Cette conviction fut brutalement ébranlée lorsque je tombai par hasard, sur le DVD où un collègue me passait sa part d’un devoir à mettre en page, sur Inquisition symphony. Dès le lancement d’Harmageddon, le traitement électrique, noir, métallique des sonorités des violoncelles est un truc totalement nouveau, que j’ai jamais entendu avant — mes connaissances en métal sont faibles. La reprise de Nothing else matters, tube extrêmement connu sauf de moi, commence comme un morceau de classique, avec un pling-plong un peu monotone et de l’archet sans effet particulier, puis l’harmonie se complique au fur et à mesure que les autres arrivent, et la fin est un élégant bourrinnage à la fois doux et énergique. Quasiment tous les morceaux sont des reprises, mais de gens que je n’écoute pas (si, j’avais entendu For whom the bell tolls quelque part, je crois), donc ça ne me choque pas ; par contre, c’est radicalement opposé à tout ce que j’avais écouté et je suis surpris d’accrocher, de trouver une ambiance, une harmonie à cette langue que je n’ai jamais étudiée mais qui me fascine. En fait, c’est juste beau, même s’il me faudra encore quelques semaines pour vraiment le comprendre.
Echoes, de Pink Floyd
Alors oui, j’entends déjà les puristes tousser : Echoes n’est pas un album, enfin, y’a même écrit “best of”, tout ça. Sauf qu’un best of des Pink Floyd contiendrait forcément A saucerful of secrets et Is there anybody out there ?, bordel !

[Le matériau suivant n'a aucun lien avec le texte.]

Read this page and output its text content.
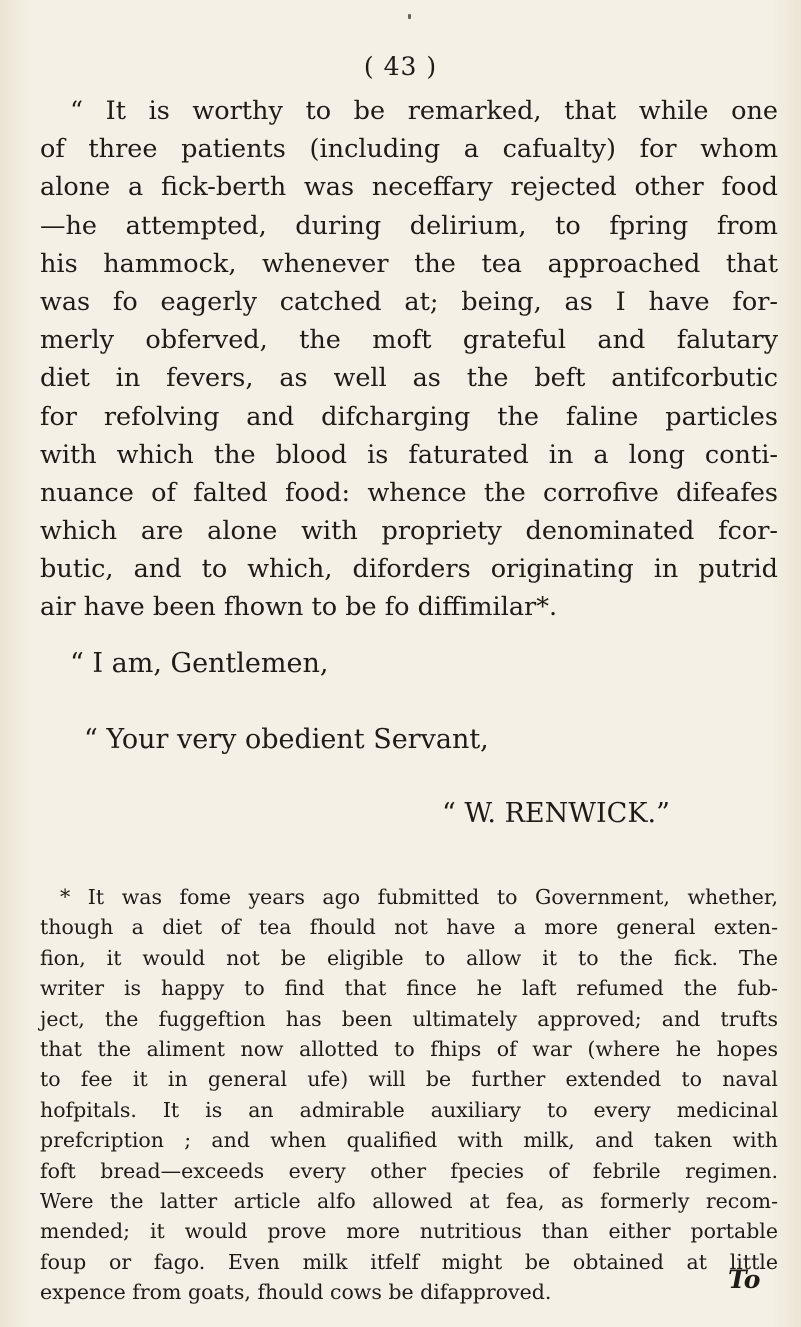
( 43 )
“ It is worthy to be remarked, that while one
of three patients (including a cafualty) for whom
alone a fick-berth was neceffary rejected other food
—he attempted, during delirium, to fpring from
his hammock, whenever the tea approached that
was fo eagerly catched at; being, as I have for-
merly obferved, the moft grateful and falutary
diet in fevers, as well as the beft antifcorbutic
for refolving and difcharging the faline particles
with which the blood is faturated in a long conti-
nuance of falted food: whence the corrofive difeafes
which are alone with propriety denominated fcor-
butic, and to which, diforders originating in putrid
air have been fhown to be fo diffimilar*.
“ I am, Gentlemen,
“ Your very obedient Servant,
“ W. RENWICK.”
* It was fome years ago fubmitted to Government, whether,
though a diet of tea fhould not have a more general exten-
fion, it would not be eligible to allow it to the fick. The
writer is happy to find that fince he laft refumed the fub-
ject, the fuggeftion has been ultimately approved; and trufts
that the aliment now allotted to fhips of war (where he hopes
to fee it in general ufe) will be further extended to naval
hofpitals. It is an admirable auxiliary to every medicinal
prefcription ; and when qualified with milk, and taken with
foft bread—exceeds every other fpecies of febrile regimen.
Were the latter article alfo allowed at fea, as formerly recom-
mended; it would prove more nutritious than either portable
foup or fago. Even milk itfelf might be obtained at little
expence from goats, fhould cows be difapproved.	To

Echoes, c’est plus qu’une compil : c’est un univers. Le choix des morceaux vise plus une unité tonale qu’un simple suivi des top 50 du groupe, on trouve l’immortel mais jusqu’alors inédit When the Tigers broke free, des retouches ont été effectuées et certains morceaux sont raccourcis ou modifiés pour mieux coller à l’harmonie de l’ensemble… et ça s’écoute comme un (double) album, sans rupture, passant d’ambiance en ambiance sans réelle coupure. Et c’est beau, poétique et planant, et j’ai vécu plein de choses sur ce CD, donc c’est un des cinq albums et pis c’est tout.